El joven quedó perplejo, no entendía mis palabras pero la expresión de su rostro mostraba curiosidad, deseo y hasta cierto toque de impaciencia. Como era de esperar, su voz no se contuvo para decir que si de él dependía nos iríamos al instante. Nos reímos con aquella ocurrencia y el caballero que me acompañaba cortó la risa poniendo su mano de manera sutil pero fuerte y cortante sobre el brazo del muchacho: "Algo debes tener claro -le dijo mirándolo directamente a los ojos- ella es una dama y más que eso, es, mientras estemos a su lado, nuestra reina, así que como leales súbditos debemos comportarnos".
Su voz pausada pero fuerte me hizo saltar en mi asiento que sentía que se mojaba por mis fluidos, aquella demostración de macho alfa me había provocado una sensación de orgasmo que tuve que controlar dado el tiempo que llevaba sin contacto físico.
Todo quedó acordado en ese instante y aunque nos levantamos para continuar bailando, en el fondo estábamos locos por irnos.
El joven con aquella camisa que comenzaba a sudarse mostraba su pecho, su pelo negro con un corte y peinado perfecto le dejaba caer un fino flequillo sobre la frente, comencé a mirarlo mientras bailaba y ya me iba imaginando todas las perversidades que haríamos; sus brazos se marcaban fuertes y su pantalón dejaba ver un bulto que pedía ser comido. En mi cabeza tenía imágenes que casi me tenían en estado hipnótico, de no ser por el control que tengo sobre mí misma hubiese saltado sobre él y directamente sobre su entrepierna delante de todo el mundo.
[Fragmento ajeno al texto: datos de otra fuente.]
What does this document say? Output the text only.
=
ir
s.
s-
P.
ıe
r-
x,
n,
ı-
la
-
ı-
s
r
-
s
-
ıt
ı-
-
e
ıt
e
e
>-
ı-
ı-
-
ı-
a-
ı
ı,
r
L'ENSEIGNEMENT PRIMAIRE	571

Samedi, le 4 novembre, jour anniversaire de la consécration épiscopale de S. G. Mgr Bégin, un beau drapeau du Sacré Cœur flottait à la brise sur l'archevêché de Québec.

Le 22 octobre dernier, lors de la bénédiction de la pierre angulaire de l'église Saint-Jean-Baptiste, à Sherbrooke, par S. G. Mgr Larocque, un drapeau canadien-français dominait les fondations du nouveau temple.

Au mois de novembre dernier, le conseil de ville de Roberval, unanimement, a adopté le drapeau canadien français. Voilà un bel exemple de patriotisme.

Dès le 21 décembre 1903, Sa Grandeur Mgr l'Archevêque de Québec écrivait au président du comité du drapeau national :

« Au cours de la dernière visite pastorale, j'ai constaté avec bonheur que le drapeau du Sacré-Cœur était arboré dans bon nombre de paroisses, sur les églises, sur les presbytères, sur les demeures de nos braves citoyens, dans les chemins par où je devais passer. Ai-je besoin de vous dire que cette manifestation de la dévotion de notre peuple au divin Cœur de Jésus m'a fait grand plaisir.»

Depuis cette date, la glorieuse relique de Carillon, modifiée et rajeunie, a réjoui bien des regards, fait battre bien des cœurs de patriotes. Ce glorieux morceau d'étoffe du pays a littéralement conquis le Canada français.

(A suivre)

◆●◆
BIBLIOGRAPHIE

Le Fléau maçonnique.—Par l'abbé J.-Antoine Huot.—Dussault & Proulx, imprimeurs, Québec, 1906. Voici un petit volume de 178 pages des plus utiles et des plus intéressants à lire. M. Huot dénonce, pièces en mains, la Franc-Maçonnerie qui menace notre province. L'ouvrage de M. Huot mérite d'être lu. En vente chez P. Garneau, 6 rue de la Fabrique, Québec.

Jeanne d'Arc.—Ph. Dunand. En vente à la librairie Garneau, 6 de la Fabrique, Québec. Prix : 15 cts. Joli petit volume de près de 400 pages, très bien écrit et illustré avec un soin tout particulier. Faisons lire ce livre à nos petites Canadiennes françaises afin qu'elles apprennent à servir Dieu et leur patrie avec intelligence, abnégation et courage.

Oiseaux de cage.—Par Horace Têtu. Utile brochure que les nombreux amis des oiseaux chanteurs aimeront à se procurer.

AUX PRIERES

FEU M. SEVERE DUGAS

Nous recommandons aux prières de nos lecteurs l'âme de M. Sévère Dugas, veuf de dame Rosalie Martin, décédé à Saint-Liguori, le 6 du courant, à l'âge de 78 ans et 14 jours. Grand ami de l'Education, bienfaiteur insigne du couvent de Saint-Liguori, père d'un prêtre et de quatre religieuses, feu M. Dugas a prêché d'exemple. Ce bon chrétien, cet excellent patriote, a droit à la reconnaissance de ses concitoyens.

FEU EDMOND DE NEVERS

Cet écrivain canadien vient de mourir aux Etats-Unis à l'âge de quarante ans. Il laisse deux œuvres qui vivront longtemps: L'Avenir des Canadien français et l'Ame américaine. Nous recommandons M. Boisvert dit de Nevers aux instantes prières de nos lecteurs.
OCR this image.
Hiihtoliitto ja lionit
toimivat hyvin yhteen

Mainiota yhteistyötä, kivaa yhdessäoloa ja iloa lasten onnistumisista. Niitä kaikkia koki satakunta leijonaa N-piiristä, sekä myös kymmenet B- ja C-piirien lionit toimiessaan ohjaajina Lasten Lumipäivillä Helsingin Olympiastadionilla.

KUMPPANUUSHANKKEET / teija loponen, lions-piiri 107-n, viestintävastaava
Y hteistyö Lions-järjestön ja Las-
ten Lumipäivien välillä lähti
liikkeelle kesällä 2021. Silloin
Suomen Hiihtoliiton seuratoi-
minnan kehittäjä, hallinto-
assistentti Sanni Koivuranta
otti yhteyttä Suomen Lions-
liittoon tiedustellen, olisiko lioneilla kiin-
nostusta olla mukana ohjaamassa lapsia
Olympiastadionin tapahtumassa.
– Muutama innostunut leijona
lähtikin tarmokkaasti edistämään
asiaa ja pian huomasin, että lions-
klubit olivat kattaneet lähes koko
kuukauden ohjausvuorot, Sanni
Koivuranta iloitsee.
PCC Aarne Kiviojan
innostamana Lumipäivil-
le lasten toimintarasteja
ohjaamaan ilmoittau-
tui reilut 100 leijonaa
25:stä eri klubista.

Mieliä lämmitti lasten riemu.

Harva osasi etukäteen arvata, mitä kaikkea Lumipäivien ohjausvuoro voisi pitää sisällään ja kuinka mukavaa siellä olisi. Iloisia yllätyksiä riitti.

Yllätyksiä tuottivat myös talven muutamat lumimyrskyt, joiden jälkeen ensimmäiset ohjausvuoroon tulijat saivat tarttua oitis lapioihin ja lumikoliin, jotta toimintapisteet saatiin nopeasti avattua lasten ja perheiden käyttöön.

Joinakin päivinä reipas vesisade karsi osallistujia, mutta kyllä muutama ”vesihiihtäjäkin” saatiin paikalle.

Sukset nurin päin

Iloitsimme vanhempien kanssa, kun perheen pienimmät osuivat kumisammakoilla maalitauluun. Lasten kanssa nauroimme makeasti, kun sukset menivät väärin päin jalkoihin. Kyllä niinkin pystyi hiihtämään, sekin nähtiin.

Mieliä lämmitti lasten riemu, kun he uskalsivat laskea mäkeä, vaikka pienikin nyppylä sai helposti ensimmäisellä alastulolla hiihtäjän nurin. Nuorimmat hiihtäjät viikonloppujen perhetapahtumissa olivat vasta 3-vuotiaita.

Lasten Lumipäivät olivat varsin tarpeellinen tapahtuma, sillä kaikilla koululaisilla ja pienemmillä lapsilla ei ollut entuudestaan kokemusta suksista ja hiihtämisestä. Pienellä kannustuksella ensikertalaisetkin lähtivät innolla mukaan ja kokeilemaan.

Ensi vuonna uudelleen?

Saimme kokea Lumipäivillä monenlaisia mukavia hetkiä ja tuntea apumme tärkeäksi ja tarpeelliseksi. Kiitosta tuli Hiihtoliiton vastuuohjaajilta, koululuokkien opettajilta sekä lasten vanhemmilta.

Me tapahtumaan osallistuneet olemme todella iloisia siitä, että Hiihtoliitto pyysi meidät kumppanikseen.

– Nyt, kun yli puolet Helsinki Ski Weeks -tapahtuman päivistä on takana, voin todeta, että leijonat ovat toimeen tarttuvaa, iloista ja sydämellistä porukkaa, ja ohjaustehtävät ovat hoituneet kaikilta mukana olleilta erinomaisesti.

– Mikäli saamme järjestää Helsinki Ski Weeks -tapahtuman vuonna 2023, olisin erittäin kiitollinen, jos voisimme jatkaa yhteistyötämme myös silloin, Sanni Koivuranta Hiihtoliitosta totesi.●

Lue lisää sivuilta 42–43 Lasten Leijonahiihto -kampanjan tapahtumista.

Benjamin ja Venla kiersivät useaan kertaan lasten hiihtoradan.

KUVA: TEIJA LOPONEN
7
Así que me acerqué lentamente y mis manos recorrieron desde su pecho hasta llegar al cierre y... Oh! Por Dios! Qué sentía!
Me volteé hasta mi compañero de la noche y con voz firme pero dulce le dije: "Tenemos que irnos"
Les indiqué con la mano que nos íbamos, llegamos al estacionamiento y el joven en su moto nos siguió hasta ese lugar que hasta hoy, es uno de mis preferidos.